Bukan Relatif, kebenaran hukum Islam memiliki sifat mutlak dan universal. Ini adalah landasan fundamental yang membedakannya dari sistem hukum buatan manusia. Sumber utama hukum Islam, yaitu Al-Qur’an dan Sunnah, berasal dari wahyu Ilahi, bukan dari konstruksi sosial atau konsensus budaya yang dapat berubah sewaktu-waktu.

Sifat mutlak ini berarti bahwa hukum Islam tidak tunduk pada preferensi pribadi atau opini mayoritas. Apa yang ditetapkan sebagai benar atau salah, halal atau haram, telah ditentukan oleh otoritas tertinggi, yaitu Allah SWT. Ini menjamin konsistensi dan integritas hukum di berbagai zaman.
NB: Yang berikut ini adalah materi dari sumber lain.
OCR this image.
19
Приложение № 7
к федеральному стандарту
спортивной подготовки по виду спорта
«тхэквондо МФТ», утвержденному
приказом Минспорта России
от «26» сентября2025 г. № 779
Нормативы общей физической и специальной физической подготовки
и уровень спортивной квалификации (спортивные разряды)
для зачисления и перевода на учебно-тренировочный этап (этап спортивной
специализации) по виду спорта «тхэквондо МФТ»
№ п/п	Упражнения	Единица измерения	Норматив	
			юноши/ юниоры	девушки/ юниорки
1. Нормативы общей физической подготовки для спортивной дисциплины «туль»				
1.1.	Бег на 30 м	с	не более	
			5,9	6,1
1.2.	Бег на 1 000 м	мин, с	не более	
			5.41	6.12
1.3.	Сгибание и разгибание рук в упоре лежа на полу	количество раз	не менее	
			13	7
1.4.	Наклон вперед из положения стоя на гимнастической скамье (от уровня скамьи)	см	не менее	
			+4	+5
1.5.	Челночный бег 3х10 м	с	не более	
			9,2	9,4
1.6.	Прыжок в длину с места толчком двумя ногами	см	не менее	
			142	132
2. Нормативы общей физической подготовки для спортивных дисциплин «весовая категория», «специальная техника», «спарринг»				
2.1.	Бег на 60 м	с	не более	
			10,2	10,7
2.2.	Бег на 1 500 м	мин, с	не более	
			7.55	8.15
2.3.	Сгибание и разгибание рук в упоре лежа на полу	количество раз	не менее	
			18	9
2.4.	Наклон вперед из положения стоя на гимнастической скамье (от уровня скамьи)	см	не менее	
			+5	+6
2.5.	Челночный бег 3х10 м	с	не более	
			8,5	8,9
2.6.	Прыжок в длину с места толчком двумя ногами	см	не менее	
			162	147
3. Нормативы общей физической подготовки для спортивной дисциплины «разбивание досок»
Universalitas hukum Islam berarti bahwa prinsip-prinsip dasarnya berlaku untuk seluruh umat manusia, di mana pun mereka berada. Kebenaran yang diwahyukan melampaui batasan geografis dan etnis, menawarkan panduan yang relevan bagi setiap individu dan masyarakat.

Bukan Relatif, kebenaran hukum Islam juga berarti ia tidak terpengaruh oleh perubahan mode atau ideologi. Sementara penafsiran dan penerapannya mungkin beradaptasi dengan konteks, inti dan esensi hukum tetap tidak berubah, berakar pada wahyu yang abadi.

Ini memberikan stabilitas dan prediktabilitas pada sistem hukum Islam. Masyarakat dapat berpegang pada prinsip-prinsip yang jelas dan teguh, yang tidak akan digoyahkan oleh fluktuasi sosial atau politik. Kepercayaan pada sifat mutlak ini penting.

Peran akal dalam hukum Islam bukanlah untuk menciptakan kebenaran, melainkan untuk memahami dan mengaktualisasikan kebenaran yang diwahyukan. Akal digunakan untuk ijtihad, yaitu penalaran hukum yang didasarkan pada sumber-sumber otentik, memastikan hukum tetap relevan.

Misalnya, larangan riba adalah kebenaran mutlak yang diwahyukan. Akal kemudian merumuskan berbagai mekanisme ekonomi syariah yang mematuhi prinsip ini, namun tidak mengubah esensi larangan tersebut. Inilah keindahan hukum Islam yang Bukan Relatif.

Kebenaran mutlak ini juga memberikan dasar moral yang kuat bagi hukum Islam. Keadilan, kejujuran, dan kesetaraan adalah nilai-nilai yang melekat dalam hukum, karena semuanya bersumber dari kehendak Ilahi yang Maha Adil.

Oleh karena itu, penegasan bahwa kebenaran hukum Islam bersifat mutlak dan universal adalah inti dari pemahaman syariat. Ini adalah fondasi yang memberikan legitimasi, konsistensi, dan relevansi abadi bagi seluruh bangunan hukum Islam.